Борис пожал плечами.
— Молчите? — наступал на него Горецкий. — А ведь есть и другой путь — совершенно изменить материал, комплектующий контрразведку. Скажу вам, потому что секрета в этом уже нету, что генерал-квартирмейстер штаба ВСЮР, ведавший в порядке надзора контрразведывательными органами армий, настоятельно советовал Антону Ивановичу привлечь на эту службу бывший жандармский корпус. Деникин на это не пошел, а решил для оздоровления больного института контрразведки влить в него новую струю в лице чинов судебного ведомства. То есть вы как раз очень подходите, голубчик.
— Нет уж, увольте, — буркнул Борис.
— Успокойтесь. Неволить вас никто не станет. Начать с того, что сам я служу отнюдь не в контрразведке.
— А где же? — недоверчиво спросил Борис, выразительно оглядев кабинет Аркадия Петровича.

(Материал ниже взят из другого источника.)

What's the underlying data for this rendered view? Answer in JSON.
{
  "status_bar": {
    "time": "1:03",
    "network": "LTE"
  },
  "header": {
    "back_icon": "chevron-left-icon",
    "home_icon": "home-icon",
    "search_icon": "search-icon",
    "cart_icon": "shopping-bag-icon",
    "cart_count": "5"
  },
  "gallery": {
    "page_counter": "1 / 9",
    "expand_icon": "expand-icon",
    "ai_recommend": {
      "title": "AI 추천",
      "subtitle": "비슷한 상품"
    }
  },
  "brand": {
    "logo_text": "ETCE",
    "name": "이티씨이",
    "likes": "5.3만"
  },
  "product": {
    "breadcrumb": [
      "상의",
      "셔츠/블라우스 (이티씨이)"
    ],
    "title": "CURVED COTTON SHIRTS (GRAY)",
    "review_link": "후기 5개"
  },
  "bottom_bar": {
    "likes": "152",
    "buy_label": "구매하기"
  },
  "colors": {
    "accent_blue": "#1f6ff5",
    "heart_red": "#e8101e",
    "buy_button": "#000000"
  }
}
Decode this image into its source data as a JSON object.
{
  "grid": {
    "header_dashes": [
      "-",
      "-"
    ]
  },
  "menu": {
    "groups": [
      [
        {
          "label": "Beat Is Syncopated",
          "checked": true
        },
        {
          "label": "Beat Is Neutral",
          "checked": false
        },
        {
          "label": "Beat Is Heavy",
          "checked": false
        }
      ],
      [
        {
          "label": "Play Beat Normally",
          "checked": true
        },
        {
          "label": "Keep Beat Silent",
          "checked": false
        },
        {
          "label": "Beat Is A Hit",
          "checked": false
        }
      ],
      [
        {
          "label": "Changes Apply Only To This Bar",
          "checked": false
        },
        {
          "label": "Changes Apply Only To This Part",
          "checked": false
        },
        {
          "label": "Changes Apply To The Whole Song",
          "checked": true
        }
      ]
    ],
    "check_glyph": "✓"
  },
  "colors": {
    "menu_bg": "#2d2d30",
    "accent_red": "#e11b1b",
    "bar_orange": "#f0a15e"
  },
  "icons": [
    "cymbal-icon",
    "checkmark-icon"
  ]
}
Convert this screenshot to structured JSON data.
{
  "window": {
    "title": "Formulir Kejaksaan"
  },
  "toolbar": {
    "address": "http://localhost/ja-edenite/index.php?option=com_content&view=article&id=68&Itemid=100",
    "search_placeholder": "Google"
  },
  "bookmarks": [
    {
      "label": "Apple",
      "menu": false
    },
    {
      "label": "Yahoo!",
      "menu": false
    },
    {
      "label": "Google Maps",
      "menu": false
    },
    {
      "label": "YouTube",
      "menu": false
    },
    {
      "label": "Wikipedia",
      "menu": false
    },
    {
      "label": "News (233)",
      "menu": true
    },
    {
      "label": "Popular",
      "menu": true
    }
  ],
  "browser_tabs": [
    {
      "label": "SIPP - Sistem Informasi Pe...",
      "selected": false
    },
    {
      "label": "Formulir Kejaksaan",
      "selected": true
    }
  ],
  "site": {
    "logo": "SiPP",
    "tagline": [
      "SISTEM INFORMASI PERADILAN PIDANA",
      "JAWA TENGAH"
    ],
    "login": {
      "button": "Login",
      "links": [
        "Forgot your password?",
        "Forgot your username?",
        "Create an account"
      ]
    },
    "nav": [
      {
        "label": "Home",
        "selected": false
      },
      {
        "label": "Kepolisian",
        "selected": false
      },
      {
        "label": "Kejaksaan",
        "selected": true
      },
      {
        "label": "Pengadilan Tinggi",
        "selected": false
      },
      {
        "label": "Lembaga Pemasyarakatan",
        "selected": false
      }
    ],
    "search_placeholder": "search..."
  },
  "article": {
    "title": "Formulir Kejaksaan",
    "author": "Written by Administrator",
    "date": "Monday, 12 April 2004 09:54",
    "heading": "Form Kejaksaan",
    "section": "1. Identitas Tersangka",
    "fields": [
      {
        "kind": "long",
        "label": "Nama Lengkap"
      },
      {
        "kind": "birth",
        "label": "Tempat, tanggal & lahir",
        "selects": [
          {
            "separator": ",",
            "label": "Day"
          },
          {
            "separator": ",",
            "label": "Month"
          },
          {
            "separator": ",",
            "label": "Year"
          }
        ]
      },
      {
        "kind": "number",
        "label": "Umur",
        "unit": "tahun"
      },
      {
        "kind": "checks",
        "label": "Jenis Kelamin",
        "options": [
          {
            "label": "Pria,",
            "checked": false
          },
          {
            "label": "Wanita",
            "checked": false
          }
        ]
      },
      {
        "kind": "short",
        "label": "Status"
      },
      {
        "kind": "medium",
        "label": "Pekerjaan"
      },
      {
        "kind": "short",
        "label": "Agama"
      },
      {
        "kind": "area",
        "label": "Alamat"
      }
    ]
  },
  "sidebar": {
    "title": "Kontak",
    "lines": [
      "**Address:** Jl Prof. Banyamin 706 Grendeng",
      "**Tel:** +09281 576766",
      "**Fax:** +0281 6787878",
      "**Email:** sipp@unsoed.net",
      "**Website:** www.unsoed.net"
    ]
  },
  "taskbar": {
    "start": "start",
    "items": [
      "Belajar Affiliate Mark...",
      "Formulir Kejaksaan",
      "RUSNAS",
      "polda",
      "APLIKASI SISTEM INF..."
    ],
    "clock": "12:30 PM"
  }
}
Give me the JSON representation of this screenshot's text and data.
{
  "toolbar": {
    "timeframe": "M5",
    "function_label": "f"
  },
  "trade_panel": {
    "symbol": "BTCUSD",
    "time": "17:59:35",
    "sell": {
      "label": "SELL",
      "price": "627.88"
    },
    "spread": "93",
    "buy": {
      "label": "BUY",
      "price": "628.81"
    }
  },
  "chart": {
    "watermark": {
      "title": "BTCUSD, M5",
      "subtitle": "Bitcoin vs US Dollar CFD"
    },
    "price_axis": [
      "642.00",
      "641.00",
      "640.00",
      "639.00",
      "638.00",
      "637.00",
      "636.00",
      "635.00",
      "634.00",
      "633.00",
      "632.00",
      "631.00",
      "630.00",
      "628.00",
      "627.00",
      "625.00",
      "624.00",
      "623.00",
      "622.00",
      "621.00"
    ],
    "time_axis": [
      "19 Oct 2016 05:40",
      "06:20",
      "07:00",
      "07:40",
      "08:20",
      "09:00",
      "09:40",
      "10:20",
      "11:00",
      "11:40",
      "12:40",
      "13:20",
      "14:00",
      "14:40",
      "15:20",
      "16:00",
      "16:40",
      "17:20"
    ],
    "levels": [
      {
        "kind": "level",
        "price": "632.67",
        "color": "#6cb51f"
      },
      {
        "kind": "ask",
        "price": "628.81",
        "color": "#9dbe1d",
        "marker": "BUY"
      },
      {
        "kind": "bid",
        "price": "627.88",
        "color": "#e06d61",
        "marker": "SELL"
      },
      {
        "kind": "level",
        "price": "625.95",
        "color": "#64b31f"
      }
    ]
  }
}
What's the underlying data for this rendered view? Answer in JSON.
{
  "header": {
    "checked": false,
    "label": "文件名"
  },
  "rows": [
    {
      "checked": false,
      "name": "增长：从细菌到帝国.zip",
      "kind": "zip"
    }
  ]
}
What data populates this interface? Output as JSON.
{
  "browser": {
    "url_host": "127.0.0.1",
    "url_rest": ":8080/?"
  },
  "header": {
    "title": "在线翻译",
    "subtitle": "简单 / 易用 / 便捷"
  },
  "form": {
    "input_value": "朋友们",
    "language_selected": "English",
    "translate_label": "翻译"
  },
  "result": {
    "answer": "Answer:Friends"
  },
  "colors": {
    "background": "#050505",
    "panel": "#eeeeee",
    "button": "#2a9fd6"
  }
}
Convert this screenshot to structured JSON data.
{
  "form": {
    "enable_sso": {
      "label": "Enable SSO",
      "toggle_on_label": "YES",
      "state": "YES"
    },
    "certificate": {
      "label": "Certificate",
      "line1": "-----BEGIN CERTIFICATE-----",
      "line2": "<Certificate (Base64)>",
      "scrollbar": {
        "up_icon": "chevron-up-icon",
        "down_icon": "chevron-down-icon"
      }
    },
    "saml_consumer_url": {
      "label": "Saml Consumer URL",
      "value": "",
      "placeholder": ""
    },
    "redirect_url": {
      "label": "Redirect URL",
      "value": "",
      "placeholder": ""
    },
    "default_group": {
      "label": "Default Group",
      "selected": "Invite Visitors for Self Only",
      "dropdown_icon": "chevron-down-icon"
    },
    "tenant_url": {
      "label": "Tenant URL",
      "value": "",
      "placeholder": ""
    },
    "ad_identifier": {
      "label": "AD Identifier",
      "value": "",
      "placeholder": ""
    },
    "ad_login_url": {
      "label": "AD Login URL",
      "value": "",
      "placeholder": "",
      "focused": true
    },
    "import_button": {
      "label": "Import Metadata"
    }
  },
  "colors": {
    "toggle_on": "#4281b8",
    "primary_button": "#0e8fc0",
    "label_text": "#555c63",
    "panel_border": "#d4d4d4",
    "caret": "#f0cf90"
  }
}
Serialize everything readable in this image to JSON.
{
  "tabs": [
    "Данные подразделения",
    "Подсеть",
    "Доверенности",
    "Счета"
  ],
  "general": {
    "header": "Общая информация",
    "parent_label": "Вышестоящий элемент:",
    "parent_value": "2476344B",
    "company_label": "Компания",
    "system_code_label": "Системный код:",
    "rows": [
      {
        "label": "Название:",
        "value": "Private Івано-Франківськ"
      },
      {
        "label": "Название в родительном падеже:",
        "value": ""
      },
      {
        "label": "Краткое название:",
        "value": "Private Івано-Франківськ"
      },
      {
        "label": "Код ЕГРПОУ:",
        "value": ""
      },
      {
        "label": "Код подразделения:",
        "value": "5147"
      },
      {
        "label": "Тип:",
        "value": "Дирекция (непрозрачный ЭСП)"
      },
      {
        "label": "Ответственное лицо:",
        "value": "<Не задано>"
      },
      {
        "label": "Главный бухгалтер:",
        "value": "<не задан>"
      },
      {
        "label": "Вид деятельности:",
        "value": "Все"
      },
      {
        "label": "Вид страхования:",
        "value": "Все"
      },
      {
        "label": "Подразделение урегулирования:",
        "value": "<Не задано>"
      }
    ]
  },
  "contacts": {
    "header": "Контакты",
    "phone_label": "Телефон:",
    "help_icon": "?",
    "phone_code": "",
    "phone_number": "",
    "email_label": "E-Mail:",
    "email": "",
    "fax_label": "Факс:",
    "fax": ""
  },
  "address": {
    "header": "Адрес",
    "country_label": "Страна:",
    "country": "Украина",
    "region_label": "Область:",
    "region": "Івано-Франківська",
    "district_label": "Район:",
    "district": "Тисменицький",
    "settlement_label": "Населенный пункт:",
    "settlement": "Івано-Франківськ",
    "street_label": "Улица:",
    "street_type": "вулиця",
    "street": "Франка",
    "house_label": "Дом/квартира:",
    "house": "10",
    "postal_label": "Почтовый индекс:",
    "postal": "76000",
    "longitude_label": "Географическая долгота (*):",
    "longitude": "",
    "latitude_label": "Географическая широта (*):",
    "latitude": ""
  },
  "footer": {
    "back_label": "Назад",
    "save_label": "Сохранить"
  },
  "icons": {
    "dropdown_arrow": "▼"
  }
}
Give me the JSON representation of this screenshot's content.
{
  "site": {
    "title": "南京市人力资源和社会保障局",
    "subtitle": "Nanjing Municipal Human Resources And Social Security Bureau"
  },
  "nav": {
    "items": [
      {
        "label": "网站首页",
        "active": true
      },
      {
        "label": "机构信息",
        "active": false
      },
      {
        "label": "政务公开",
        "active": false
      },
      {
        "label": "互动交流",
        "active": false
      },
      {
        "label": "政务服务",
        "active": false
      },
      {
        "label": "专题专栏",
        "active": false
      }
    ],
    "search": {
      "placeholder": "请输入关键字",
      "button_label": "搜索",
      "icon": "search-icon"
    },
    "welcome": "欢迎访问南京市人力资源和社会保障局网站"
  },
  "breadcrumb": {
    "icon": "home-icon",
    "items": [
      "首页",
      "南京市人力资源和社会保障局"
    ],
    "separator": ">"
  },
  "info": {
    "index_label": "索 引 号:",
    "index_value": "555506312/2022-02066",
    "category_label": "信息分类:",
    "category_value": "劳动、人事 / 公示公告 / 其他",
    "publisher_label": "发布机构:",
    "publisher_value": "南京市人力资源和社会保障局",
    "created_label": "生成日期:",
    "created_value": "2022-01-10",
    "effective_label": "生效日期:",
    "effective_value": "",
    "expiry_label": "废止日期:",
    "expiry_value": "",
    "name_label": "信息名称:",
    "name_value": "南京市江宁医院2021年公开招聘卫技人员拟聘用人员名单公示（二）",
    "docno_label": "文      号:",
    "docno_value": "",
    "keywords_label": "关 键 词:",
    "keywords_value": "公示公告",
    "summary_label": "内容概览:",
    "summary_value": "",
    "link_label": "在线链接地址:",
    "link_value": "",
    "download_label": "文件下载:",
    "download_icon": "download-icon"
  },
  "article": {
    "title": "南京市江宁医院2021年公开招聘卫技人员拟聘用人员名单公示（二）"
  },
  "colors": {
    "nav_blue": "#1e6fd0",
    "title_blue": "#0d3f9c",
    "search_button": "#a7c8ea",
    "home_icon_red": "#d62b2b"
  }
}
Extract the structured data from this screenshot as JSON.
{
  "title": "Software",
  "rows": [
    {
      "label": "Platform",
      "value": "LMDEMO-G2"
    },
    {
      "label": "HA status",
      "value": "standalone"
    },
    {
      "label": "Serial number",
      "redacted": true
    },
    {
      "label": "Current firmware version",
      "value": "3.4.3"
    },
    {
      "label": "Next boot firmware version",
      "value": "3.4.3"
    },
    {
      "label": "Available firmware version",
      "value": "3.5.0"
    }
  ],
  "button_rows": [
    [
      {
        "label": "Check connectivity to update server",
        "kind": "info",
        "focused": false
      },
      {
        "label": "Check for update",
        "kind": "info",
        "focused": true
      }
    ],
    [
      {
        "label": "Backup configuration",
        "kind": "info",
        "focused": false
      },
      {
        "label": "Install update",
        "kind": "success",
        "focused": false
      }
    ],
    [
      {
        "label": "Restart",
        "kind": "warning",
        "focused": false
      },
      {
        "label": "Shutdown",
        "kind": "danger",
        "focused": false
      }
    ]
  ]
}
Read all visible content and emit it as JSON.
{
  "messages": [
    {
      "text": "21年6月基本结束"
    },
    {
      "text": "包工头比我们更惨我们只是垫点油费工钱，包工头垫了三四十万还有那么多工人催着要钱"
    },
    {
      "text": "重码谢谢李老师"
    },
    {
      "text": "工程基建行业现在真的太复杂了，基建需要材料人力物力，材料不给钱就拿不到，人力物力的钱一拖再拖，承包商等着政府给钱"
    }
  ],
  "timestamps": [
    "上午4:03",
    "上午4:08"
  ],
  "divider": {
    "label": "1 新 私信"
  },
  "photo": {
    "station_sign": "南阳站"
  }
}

— Служба в контрразведке — это, как иногда говорят, мое официальное прикрытие. В действительности я служу в военном управлении Особого совещания… Впрочем, я не могу полностью обрисовать вам характер своей работы до тех пор пока не получу вашего согласия сотрудничать со мной. Так как же, Борис Андреевич? В такое смутное, тяжелое время молодой, здоровый, а главное — честный человек не может оставаться вне борьбы.
— Я думал об этом, — повторил Борис. — Если вы считаете, что надежды найти Варвару больше нет, то я, разумеется, не буду, как вы изволили выразиться, болтаться по Крыму. Я вступлю в Добровольческую армию и буду сражаться с красными, с Махно, с кем придется. Я считаю, что это честнее, чем мучить пленных в контрразведке.
— М-да, во-первых, той работой, что я хочу вам предложить, вы сможете принести России большую пользу, чем с винтовкой в окопе. Во-вторых, эта работа позволит вам продолжить поиски Варвары Андреевны, руки у вас не будут связаны. А в третьих, мы покуда отложим этот разговор, вы ещё обдумаете мое предложение. Сейчас есть задача более насущная: нам нужно допросить Карновича…
Как бы в ответ на это в кабинет заглянул вестовой.